Overview
Catheter ablation has become as the first-line treatment for patients with symptomatic atrial fibrillation (AF). As the cornerstone of catheter ablation for AF, the safety and efficacy of circumferential pulmonary vein isolation (CPVI) have been confirmed. However, for persistent AF, especially for long-standing persistent AF (LSPAF), the recurrence rate is still high. Whether the ethanol infusion (EI) into the vein of Marshall (EI-VOM) and linear ablation could improve the success rate remains controversial.

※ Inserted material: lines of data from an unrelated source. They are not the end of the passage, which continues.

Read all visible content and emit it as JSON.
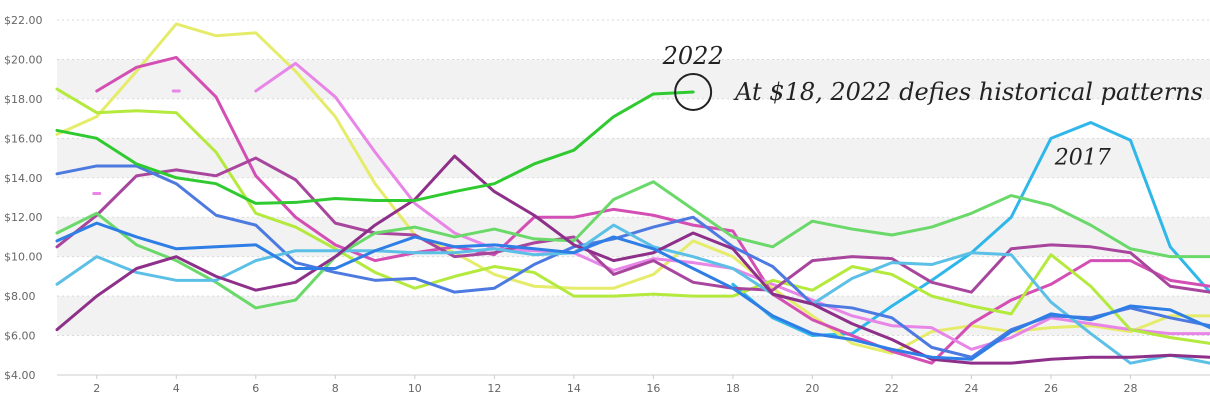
{
  "chart_data": {
    "type": "line",
    "x": [
      1,
      2,
      3,
      4,
      5,
      6,
      7,
      8,
      9,
      10,
      11,
      12,
      13,
      14,
      15,
      16,
      17,
      18,
      19,
      20,
      21,
      22,
      23,
      24,
      25,
      26,
      27,
      28,
      29,
      30
    ],
    "xticks": [
      2,
      4,
      6,
      8,
      10,
      12,
      14,
      16,
      18,
      20,
      22,
      24,
      26,
      28
    ],
    "ylim": [
      4,
      22
    ],
    "yticks": [
      "$4.00",
      "$6.00",
      "$8.00",
      "$10.00",
      "$12.00",
      "$14.00",
      "$16.00",
      "$18.00",
      "$20.00",
      "$22.00"
    ],
    "grid": "banded",
    "series": [
      {
        "color": "#2fca2f",
        "width": 3,
        "values": [
          16.4,
          16.0,
          14.7,
          14.0,
          13.7,
          12.7,
          12.75,
          12.95,
          12.85,
          12.85,
          13.3,
          13.7,
          14.7,
          15.4,
          17.1,
          18.25,
          18.35,
          null,
          null,
          null,
          null,
          null,
          null,
          null,
          null,
          null,
          null,
          null,
          null,
          null
        ]
      },
      {
        "color": "#2fb7ea",
        "width": 3,
        "values": [
          null,
          null,
          null,
          null,
          null,
          null,
          null,
          null,
          null,
          null,
          null,
          null,
          null,
          null,
          null,
          null,
          null,
          8.6,
          6.9,
          6.0,
          6.1,
          7.5,
          8.8,
          10.2,
          12.0,
          16.0,
          16.8,
          15.9,
          10.5,
          8.2
        ]
      },
      {
        "color": "#e5ec6a",
        "width": 3,
        "values": [
          16.2,
          17.1,
          19.4,
          21.8,
          21.2,
          21.35,
          19.4,
          17.1,
          13.7,
          11.1,
          10.2,
          9.1,
          8.5,
          8.4,
          8.4,
          9.1,
          10.8,
          10.0,
          8.4,
          7.0,
          5.6,
          5.1,
          6.2,
          6.5,
          6.2,
          6.4,
          6.5,
          6.2,
          7.0,
          7.0
        ]
      },
      {
        "color": "#d34fb4",
        "width": 3,
        "values": [
          null,
          18.4,
          19.6,
          20.1,
          18.1,
          14.1,
          12.0,
          10.6,
          9.8,
          10.2,
          10.5,
          10.1,
          12.0,
          12.0,
          12.4,
          12.1,
          11.6,
          11.3,
          8.1,
          6.8,
          6.0,
          5.2,
          4.6,
          6.6,
          7.8,
          8.6,
          9.8,
          9.8,
          8.8,
          8.5
        ]
      },
      {
        "color": "#e886e8",
        "width": 3,
        "values": [
          null,
          13.2,
          null,
          18.4,
          null,
          18.4,
          19.8,
          18.1,
          15.3,
          12.7,
          11.2,
          10.4,
          10.3,
          10.2,
          9.3,
          9.9,
          9.7,
          9.4,
          8.6,
          7.8,
          7.0,
          6.5,
          6.4,
          5.3,
          5.9,
          6.9,
          6.6,
          6.3,
          6.1,
          6.1
        ]
      },
      {
        "color": "#b4e93e",
        "width": 3,
        "values": [
          18.5,
          17.3,
          17.4,
          17.3,
          15.3,
          12.2,
          11.5,
          10.4,
          9.2,
          8.4,
          9.0,
          9.5,
          9.2,
          8.0,
          8.0,
          8.1,
          8.0,
          8.0,
          8.8,
          8.3,
          9.5,
          9.1,
          8.0,
          7.5,
          7.1,
          10.1,
          8.5,
          6.3,
          5.9,
          5.6
        ]
      },
      {
        "color": "#a8469e",
        "width": 3,
        "values": [
          10.5,
          12.1,
          14.1,
          14.4,
          14.1,
          15.0,
          13.9,
          11.7,
          11.2,
          11.1,
          10.0,
          10.2,
          10.7,
          11.0,
          9.1,
          9.8,
          8.7,
          8.4,
          8.3,
          9.8,
          10.0,
          9.9,
          8.7,
          8.2,
          10.4,
          10.6,
          10.5,
          10.2,
          8.5,
          8.2
        ]
      },
      {
        "color": "#4d7ae0",
        "width": 3,
        "values": [
          14.2,
          14.6,
          14.6,
          13.7,
          12.1,
          11.6,
          9.7,
          9.2,
          8.8,
          8.9,
          8.2,
          8.4,
          9.6,
          10.5,
          10.9,
          11.5,
          12.0,
          10.5,
          9.5,
          7.6,
          7.4,
          6.9,
          5.4,
          4.9,
          6.3,
          7.0,
          6.9,
          7.4,
          6.9,
          6.5
        ]
      },
      {
        "color": "#6ad96a",
        "width": 3,
        "values": [
          11.2,
          12.2,
          10.6,
          9.8,
          8.7,
          7.4,
          7.8,
          10.0,
          11.2,
          11.5,
          11.0,
          11.4,
          10.9,
          10.8,
          12.9,
          13.8,
          12.4,
          11.0,
          10.5,
          11.8,
          11.4,
          11.1,
          11.5,
          12.2,
          13.1,
          12.6,
          11.6,
          10.4,
          10.0,
          10.0
        ]
      },
      {
        "color": "#5cc0e6",
        "width": 3,
        "values": [
          8.6,
          10.0,
          9.2,
          8.8,
          8.8,
          9.8,
          10.3,
          10.3,
          10.3,
          10.2,
          10.2,
          10.4,
          10.1,
          10.2,
          11.6,
          10.5,
          10.0,
          9.4,
          8.1,
          7.6,
          8.9,
          9.7,
          9.6,
          10.2,
          10.1,
          7.7,
          6.1,
          4.6,
          5.0,
          4.6
        ]
      },
      {
        "color": "#8e2f8a",
        "width": 3,
        "values": [
          6.3,
          8.0,
          9.4,
          10.0,
          9.0,
          8.3,
          8.7,
          10.0,
          11.6,
          12.9,
          15.1,
          13.3,
          12.1,
          10.6,
          9.8,
          10.2,
          11.2,
          10.4,
          8.1,
          7.6,
          6.6,
          5.8,
          4.8,
          4.6,
          4.6,
          4.8,
          4.9,
          4.9,
          5.0,
          4.9
        ]
      },
      {
        "color": "#2f7ee6",
        "width": 3,
        "values": [
          10.8,
          11.7,
          11.0,
          10.4,
          10.5,
          10.6,
          9.4,
          9.4,
          10.3,
          11.0,
          10.5,
          10.6,
          10.4,
          10.2,
          11.0,
          10.4,
          9.4,
          8.4,
          7.0,
          6.1,
          5.8,
          5.3,
          4.9,
          4.8,
          6.2,
          7.1,
          6.8,
          7.5,
          7.3,
          6.4
        ]
      }
    ],
    "annotations": [
      {
        "text": "2022",
        "x": 17,
        "y": 18.35,
        "kind": "circle-label"
      },
      {
        "text": "At $18, 2022 defies historical patterns",
        "x": 17,
        "y": 18.35,
        "kind": "callout"
      },
      {
        "text": "2017",
        "x": 27,
        "y": 16.8,
        "kind": "label"
      }
    ]
  }
}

The SINUS study is a prospective, multicenter, randomized trial, which is designed to compare the efficacy and safety between CPVI with modified linear ablation (CPVI-MLA) and CPVI only for the treatment of LSPAF.
Description
The SINUS study will include 320 patients with LSPAF undergoing catheter ablation for the first time. All patients will be randomized to either the CPVI-MLA group or CPVI only group in a 1:1 ratio. The CPVI-MLA strategy is a fixed ablation approach consisting of EI-VOM, CPVI, left atrial posterior wall isolation (PWI), linear ablation of mitral isthmus (MI), left atrial intima adjoining CS (LAI-CS) and cavo-tricuspid isthmus (CTI), and superior vena cava isolation (SVCI). The follow-up is for a minimum of 12 months with rhythm monitoring. The primary endpoint is freedom from any documented atrial arrhythmia including atrial fibrillation (AF), atrial tachycardia (AT), or atrial flutter (AFL) > 30 seconds after the initial 3 months blanking period without the use of antiarrhythmic drugs (AADs), at 12 months after the index ablation procedure.
Eligibility
Inclusion Criteria:
- 1. Patients with symptomatic LSPAF refractory to at least one antiarrhythmic drug; LSPAF will be defined as a sustained AF episode lasting ≥ 1 year;
- AF duration 1-3 years;
- Age 18 - 75 years;
- Left atrial diameter (LAD) 43-55 mm on long axis parasternal view;
- AF recorded within 3 years of enrollment;
- Patient willing and able to comply with protocol and sign informed consent
Exclusion Criteria:
- Paroxysmal atrial fibrillation;
- Persistent AF lasting < 1 year or >3 years;
- Left atrial thrombosis;
- Patients with a history of catheter ablation for AF;
- Patients with severe structural heart disease (severe valvular heart disease, hypertrophic cardiomyopathy, dilated cardiomyopathy, etc.);
- LAD > 55mm on long axis parasternal view;
- Left ventricular ejection fraction (LVEF) < 40%;
- Patients with contraindications to low molecular weight heparin, warfarin or novel oral anticoagulants;
- One-stop procedure for AF ablation and left atrial appendage occlusion;
- Alcohol allergy or contrast agent allergy;
- Patients taking cephalosporin antibiotics within 72 hours prior to ablation;
- Pulmonary artery systolic pressure > 50mmHg;
- Patients with unstable angina pectoris;
- Patients who had undergone percutaneous coronary intervention (PCI) within 3 months;
- Patients who had undergone surgery within 6 months;
- Patients ready to receive heart transplantation;
- Patients with a history of thromboembolism within 6 months;
- Patients with diagnosed atrial myxoma;
- Patients with severe respiratory diseases;
- Patients with infectious diseases in active phase;
- Patients with poorly controlled systemic immune diseases;
- Patients with uncured malignant hematological diseases;
- Patients with uncured malignant solid tumors;
- Patients with untreated hypothyroidism or hyperthyroidism;
- Patients with severe liver dysfunction (elevation of transaminases [ALT or AST] >3 times the upper limit of normal range);
- Patients with end-stage renal failure requiring dialysis;
- Patients with other serious arrhythmias, such as ventricular tachycardia with hemodynamic instability;
- Pregnant and lactating women;
- Patients with psychiatric ailments;
- BMI < 18.5 or ≥ 30kg/m2;
- Life expectancy < 2 years;
- Patients unwilling or unable to give informed consent;
- Patients unwilling or unable to cooperate to complete follow-up.